Md. Shahidul Islam, SMC chairman has set an example of community support. The site on which the transitional school was still crawling was a gift made by him through a legal deed. “We are hoping to raise donations locally for the school. But the people in the community are poor. Most cannot give in cash, but I’m sure they’ll support in kind by donating trees and woods as was the case in the island district Bhola.”
During cyclone Sidr, 589 government primary schools (GPS), 207 Registered Non-government Primary Schools (RNGPS) and 46 community schools were destroyed. Since the government has plans to reconstruct the 589 GPS schools, transitional arrangements are needed to accommodate children from 128 schools as the destroyed schools can take up to 12-18 months to be reconstructed.
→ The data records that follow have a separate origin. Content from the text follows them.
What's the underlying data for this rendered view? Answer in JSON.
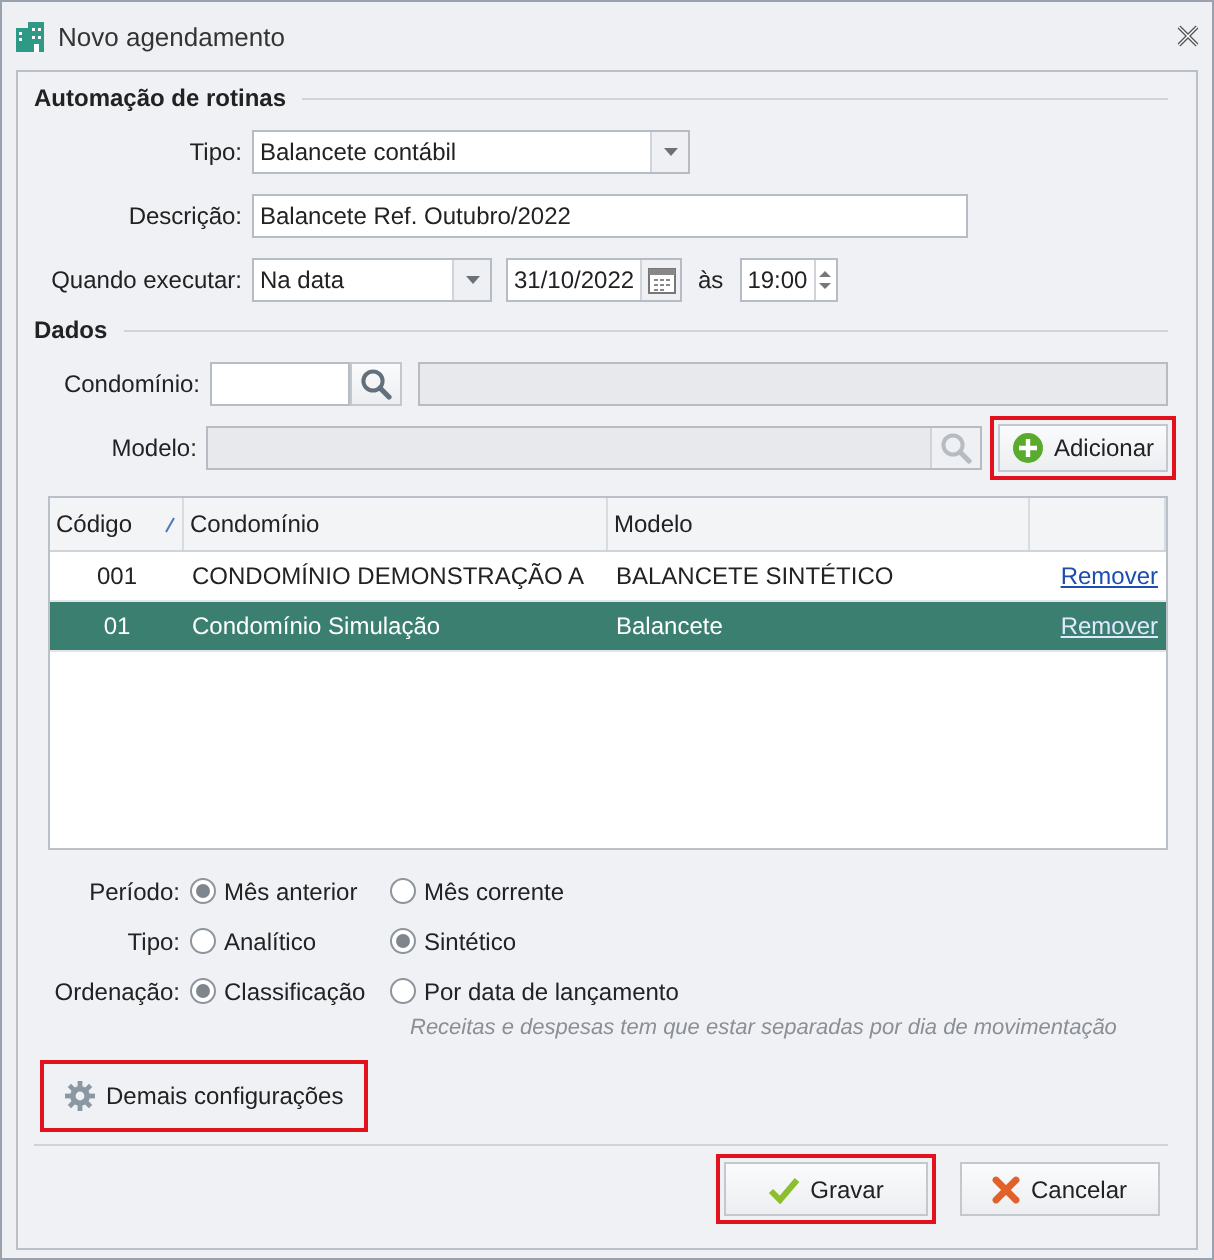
{
  "window": {
    "title": "Novo agendamento"
  },
  "automacao": {
    "title": "Automação de rotinas",
    "tipo": {
      "label": "Tipo:",
      "value": "Balancete contábil"
    },
    "descricao": {
      "label": "Descrição:",
      "value": "Balancete Ref. Outubro/2022"
    },
    "quando": {
      "label": "Quando executar:",
      "value": "Na data",
      "date": "31/10/2022",
      "at_label": "às",
      "time": "19:00"
    }
  },
  "dados": {
    "title": "Dados",
    "condominio": {
      "label": "Condomínio:",
      "name_disabled": true
    },
    "modelo": {
      "label": "Modelo:",
      "disabled": true
    },
    "add_button": {
      "label": "Adicionar",
      "highlighted": true
    }
  },
  "table": {
    "columns": [
      "Código",
      "Condomínio",
      "Modelo"
    ],
    "rows": [
      {
        "cells": [
          "001",
          "CONDOMÍNIO DEMONSTRAÇÃO A",
          "BALANCETE SINTÉTICO"
        ],
        "action": "Remover",
        "selected": false
      },
      {
        "cells": [
          "01",
          "Condomínio Simulação",
          "Balancete"
        ],
        "action": "Remover",
        "selected": true
      }
    ]
  },
  "options": [
    {
      "label": "Período:",
      "choices": [
        {
          "label": "Mês anterior",
          "selected": true
        },
        {
          "label": "Mês corrente",
          "selected": false
        }
      ]
    },
    {
      "label": "Tipo:",
      "choices": [
        {
          "label": "Analítico",
          "selected": false
        },
        {
          "label": "Sintético",
          "selected": true
        }
      ]
    },
    {
      "label": "Ordenação:",
      "choices": [
        {
          "label": "Classificação",
          "selected": true
        },
        {
          "label": "Por data de lançamento",
          "selected": false
        }
      ]
    }
  ],
  "hint": "Receitas e despesas tem que estar separadas por dia de movimentação",
  "settings_button": {
    "label": "Demais configurações",
    "highlighted": true
  },
  "buttons": [
    {
      "kind": "save",
      "label": "Gravar",
      "highlighted": true
    },
    {
      "kind": "cancel",
      "label": "Cancelar",
      "highlighted": false
    }
  ]
}
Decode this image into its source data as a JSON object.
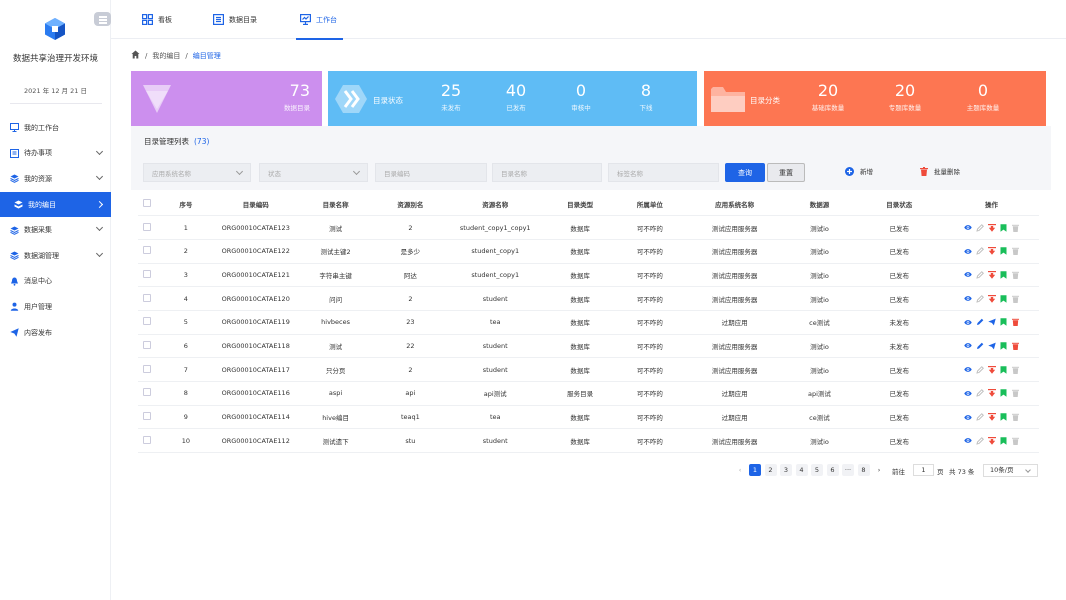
{
  "app": {
    "title": "数据共享治理开发环境",
    "date": "2021 年 12 月 21 日"
  },
  "sidebar": {
    "items": [
      {
        "label": "我的工作台",
        "icon": "monitor-icon",
        "chevron": false,
        "active": false
      },
      {
        "label": "待办事项",
        "icon": "todo-icon",
        "chevron": true,
        "active": false
      },
      {
        "label": "我的资源",
        "icon": "layers-icon",
        "chevron": true,
        "active": false
      },
      {
        "label": "我的编目",
        "icon": "catalog-icon",
        "chevron": true,
        "active": true
      },
      {
        "label": "数据采集",
        "icon": "layers-icon",
        "chevron": true,
        "active": false
      },
      {
        "label": "数据湖管理",
        "icon": "layers-icon",
        "chevron": true,
        "active": false
      },
      {
        "label": "消息中心",
        "icon": "bell-icon",
        "chevron": false,
        "active": false
      },
      {
        "label": "用户管理",
        "icon": "user-icon",
        "chevron": false,
        "active": false
      },
      {
        "label": "内容发布",
        "icon": "send-icon",
        "chevron": false,
        "active": false
      }
    ]
  },
  "tabs": [
    {
      "label": "看板",
      "icon": "dashboard-icon"
    },
    {
      "label": "数据目录",
      "icon": "list-icon"
    },
    {
      "label": "工作台",
      "icon": "workbench-icon"
    }
  ],
  "breadcrumb": {
    "home_icon": "home-icon",
    "items": [
      "我的编目",
      "编目管理"
    ]
  },
  "stats": {
    "total": {
      "value": "73",
      "label": "数据目录"
    },
    "status": {
      "title": "目录状态",
      "items": [
        {
          "value": "25",
          "label": "未发布"
        },
        {
          "value": "40",
          "label": "已发布"
        },
        {
          "value": "0",
          "label": "审核中"
        },
        {
          "value": "8",
          "label": "下线"
        }
      ]
    },
    "category": {
      "title": "目录分类",
      "items": [
        {
          "value": "20",
          "label": "基础库数量"
        },
        {
          "value": "20",
          "label": "专题库数量"
        },
        {
          "value": "0",
          "label": "主题库数量"
        }
      ]
    },
    "colors": {
      "purple": "#cc8fee",
      "blue": "#5fbcf5",
      "orange": "#fd7652",
      "primary": "#1e64e6"
    }
  },
  "list": {
    "title": "目录管理列表",
    "count": "(73)"
  },
  "filters": {
    "app_system": "应用系统名称",
    "status": "状态",
    "catalog_code": "目录编码",
    "catalog_name": "目录名称",
    "tag_name": "标签名称",
    "query": "查询",
    "reset": "重置",
    "add": "新增",
    "batch_delete": "批量删除"
  },
  "table": {
    "headers": [
      "序号",
      "目录编码",
      "目录名称",
      "资源别名",
      "资源名称",
      "目录类型",
      "所属单位",
      "应用系统名称",
      "数据源",
      "目录状态",
      "操作"
    ],
    "rows": [
      [
        "1",
        "ORG00010CATAE123",
        "测试",
        "2",
        "student_copy1_copy1",
        "数据库",
        "可不咋的",
        "测试应用服务器",
        "测试io",
        "已发布"
      ],
      [
        "2",
        "ORG00010CATAE122",
        "测试主键2",
        "是多少",
        "student_copy1",
        "数据库",
        "可不咋的",
        "测试应用服务器",
        "测试io",
        "已发布"
      ],
      [
        "3",
        "ORG00010CATAE121",
        "字符串主键",
        "阿达",
        "student_copy1",
        "数据库",
        "可不咋的",
        "测试应用服务器",
        "测试io",
        "已发布"
      ],
      [
        "4",
        "ORG00010CATAE120",
        "问问",
        "2",
        "student",
        "数据库",
        "可不咋的",
        "测试应用服务器",
        "测试io",
        "已发布"
      ],
      [
        "5",
        "ORG00010CATAE119",
        "hivbeces",
        "23",
        "tea",
        "数据库",
        "可不咋的",
        "过期应用",
        "ce测试",
        "未发布"
      ],
      [
        "6",
        "ORG00010CATAE118",
        "测试",
        "22",
        "student",
        "数据库",
        "可不咋的",
        "测试应用服务器",
        "测试io",
        "未发布"
      ],
      [
        "7",
        "ORG00010CATAE117",
        "只分页",
        "2",
        "student",
        "数据库",
        "可不咋的",
        "测试应用服务器",
        "测试io",
        "已发布"
      ],
      [
        "8",
        "ORG00010CATAE116",
        "aspi",
        "api",
        "api测试",
        "服务目录",
        "可不咋的",
        "过期应用",
        "api测试",
        "已发布"
      ],
      [
        "9",
        "ORG00010CATAE114",
        "hive编目",
        "teaq1",
        "tea",
        "数据库",
        "可不咋的",
        "过期应用",
        "ce测试",
        "已发布"
      ],
      [
        "10",
        "ORG00010CATAE112",
        "测试遗下",
        "stu",
        "student",
        "数据库",
        "可不咋的",
        "测试应用服务器",
        "测试io",
        "已发布"
      ]
    ],
    "row_actions": [
      [
        "view",
        "edit-disabled",
        "offline",
        "bookmark",
        "delete-disabled"
      ],
      [
        "view",
        "edit-disabled",
        "offline",
        "bookmark",
        "delete-disabled"
      ],
      [
        "view",
        "edit-disabled",
        "offline",
        "bookmark",
        "delete-disabled"
      ],
      [
        "view",
        "edit-disabled",
        "offline",
        "bookmark",
        "delete-disabled"
      ],
      [
        "view",
        "edit",
        "publish",
        "bookmark",
        "delete"
      ],
      [
        "view",
        "edit",
        "publish",
        "bookmark",
        "delete"
      ],
      [
        "view",
        "edit-disabled",
        "offline",
        "bookmark",
        "delete-disabled"
      ],
      [
        "view",
        "edit-disabled",
        "offline",
        "bookmark",
        "delete-disabled"
      ],
      [
        "view",
        "edit-disabled",
        "offline",
        "bookmark",
        "delete-disabled"
      ],
      [
        "view",
        "edit-disabled",
        "offline",
        "bookmark",
        "delete-disabled"
      ]
    ]
  },
  "pagination": {
    "pages": [
      "1",
      "2",
      "3",
      "4",
      "5",
      "6",
      "···",
      "8"
    ],
    "current": "1",
    "goto_label": "前往",
    "goto_value": "1",
    "page_unit": "页",
    "total": "共 73 条",
    "page_size": "10条/页"
  }
}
This initiative is a collaborative effort between Implementing Agencies (IAs), SMCs and UNICEF. The IAs with the help of SMCs and support from UNICEF are implementing the transitional school construction project expected to be completed by the end of 2008. In five districts of Barisal division 40 transitional schools are being constructed in two phases with the first phase implementation starting in April, 2008. Meanwhile, two will be constructed in Bagerhaat and one in Gopalganj districts.
The basic objectives of the project are to provide make-shift learning spaces, prevent student drop outs due to prolonged absence of school infrastructure, develop a community-based partnership in infrastructure building, create livelihood options for the local people through the construction process and ensure environmental sustainability.
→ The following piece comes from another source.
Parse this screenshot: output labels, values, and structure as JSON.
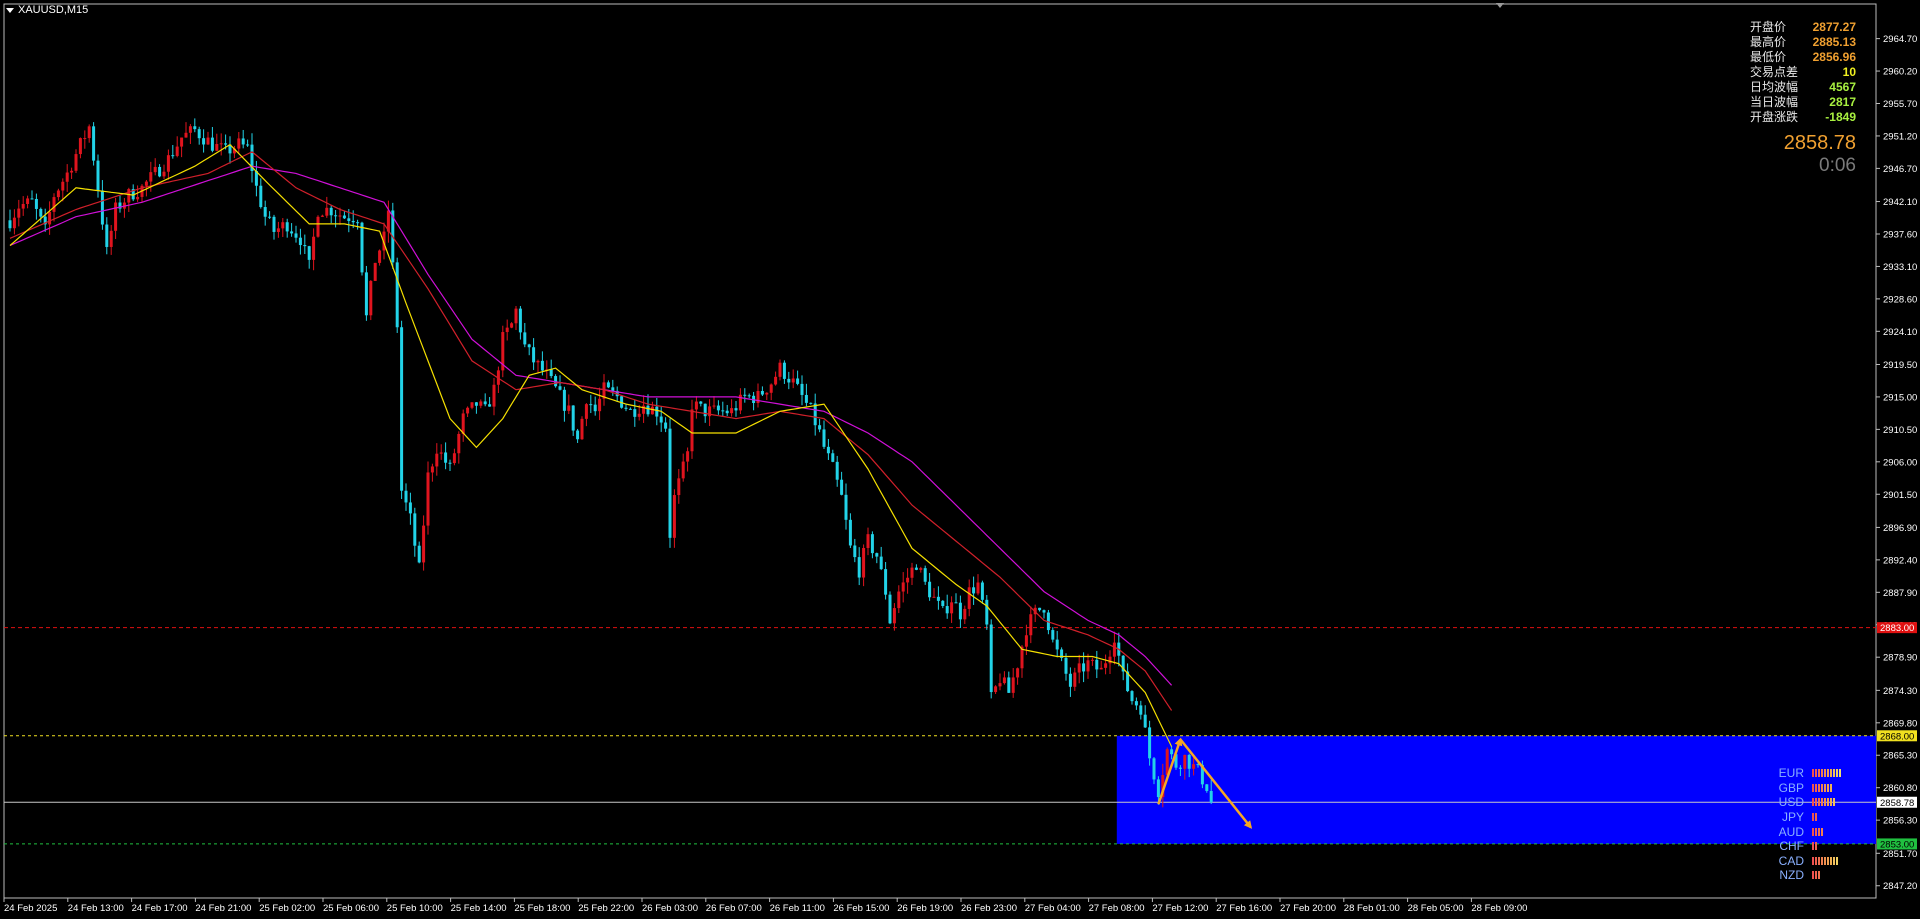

“In fact, this is for the first time that we are supporting any programme directly implemented with and by the community, where even the fund channeled through the Shishu Academy (National Children’s Academy) is being utilized by the SMCs,” said AH Toufique Ahmed, Divisional Coordinator of UNICEF, Barisal.
Bhabanipur Government Primary School in Bakerganj of Barisal was also rendered unusable as a huge tree uprooted by the monstrous power of the cyclonic storm fell on its roof and into two classrooms.
“We now run the school in the same premise using the terrace and two rooms left undamaged including the teachers’ room, while the 63ft-by-24ft proposed site for the transitional school remained water-logged due to high tide,” said Abdul Mannan Mridha, retired primary school teacher and vice chairman of the SMC.
But such a dislocation has not impeded studies in the school, claimed Mridha informing that the number of boys and girls getting government stipends rose from 42 in 2007 to 57 this year. The total number of students in first to fifth grade remained stable at 143.
Here also, the land has been donated by Member of the SMC Md. Nowroz Hawlader. Running in two shifts between 8am and 11am, and between 12 and 3pm, the school was over but a few students were still seen wandering around.
Miraj, a student of grade four said, “It is difficult to sit in the sardine-packed terrace in heat and rain. We also have to study a lot at home to be able to do well.”
Meanwhile, Rakib of grade three said that it will be great once the transitional school is up and running. “We’ll have no problems left.”